Ese domingo, hasta el anochecer, hizo penitencia a las mujeres. Los siguientes domingos también. Como se trataba de él, a medida que las niñas se volvían impecables, comenzaron a inventarlas y, ya empapadas en harina, intentaron enamorarlo contándole los detalles de sus pecaminosas hazañas. Por mucho que El Guapo los urgiera a que se acortaran, lo abandonarían todo. Una vez incluso se escuchó a una niña suplicar: «No me absuelva todavía, don Andrés, ya viene lo mejor».

Carlos baonza

El cura resistió con dificultad estas confidencias, pero los que no pudieron soportarlas fueron los hombres de la sierra. Uno de esos domingos por la tarde, cuatro maridos celosos fueron en busca de Bella y, en el mismo confesionario, lo apuñalaron. Si su rostro no quedó desfigurado es porque una joven se lo impidió a costa de recibir ella misma un corte profundo en el cuello. La niña apenas se salvó. Allí murió El Guapo.
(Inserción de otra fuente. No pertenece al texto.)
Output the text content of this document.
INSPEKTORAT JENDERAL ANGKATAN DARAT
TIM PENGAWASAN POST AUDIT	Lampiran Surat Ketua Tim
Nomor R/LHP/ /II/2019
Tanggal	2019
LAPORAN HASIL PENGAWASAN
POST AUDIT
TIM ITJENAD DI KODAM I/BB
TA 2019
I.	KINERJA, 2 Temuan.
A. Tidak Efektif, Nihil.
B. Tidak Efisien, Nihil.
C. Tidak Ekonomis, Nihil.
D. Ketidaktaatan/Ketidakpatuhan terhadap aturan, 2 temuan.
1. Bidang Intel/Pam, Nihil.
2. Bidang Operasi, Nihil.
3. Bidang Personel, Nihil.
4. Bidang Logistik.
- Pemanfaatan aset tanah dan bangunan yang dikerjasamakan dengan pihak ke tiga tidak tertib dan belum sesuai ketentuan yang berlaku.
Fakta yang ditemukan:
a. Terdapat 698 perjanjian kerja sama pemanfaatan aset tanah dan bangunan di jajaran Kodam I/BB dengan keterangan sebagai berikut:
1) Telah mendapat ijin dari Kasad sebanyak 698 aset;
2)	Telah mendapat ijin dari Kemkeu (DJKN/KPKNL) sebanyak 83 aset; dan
Cuando dejaron de llorar, las mujeres llevaron el cadáver del sacerdote a un taxidermista. Tenían la intención de exhibirlo disecado entre San Ignacio y la Virgen de Guadalupe, pero el obispo se negó a colocarlo allí con el pretexto de que las iglesias de su diócesis solo recibían imágenes de santos, y el padre Taboada, por muchas insinuaciones que resistiera, lo hizo. Quedaba por ver si Roma lo canonizaría. Esta es la historia de Don Andrés el Guapo como nos contó la anciana esa noche en el comedor. No sé si eso es cierto. Ahora la cicatriz en su garganta lo tenía. Todos lo hemos visto. Puedes creerlo porque es así.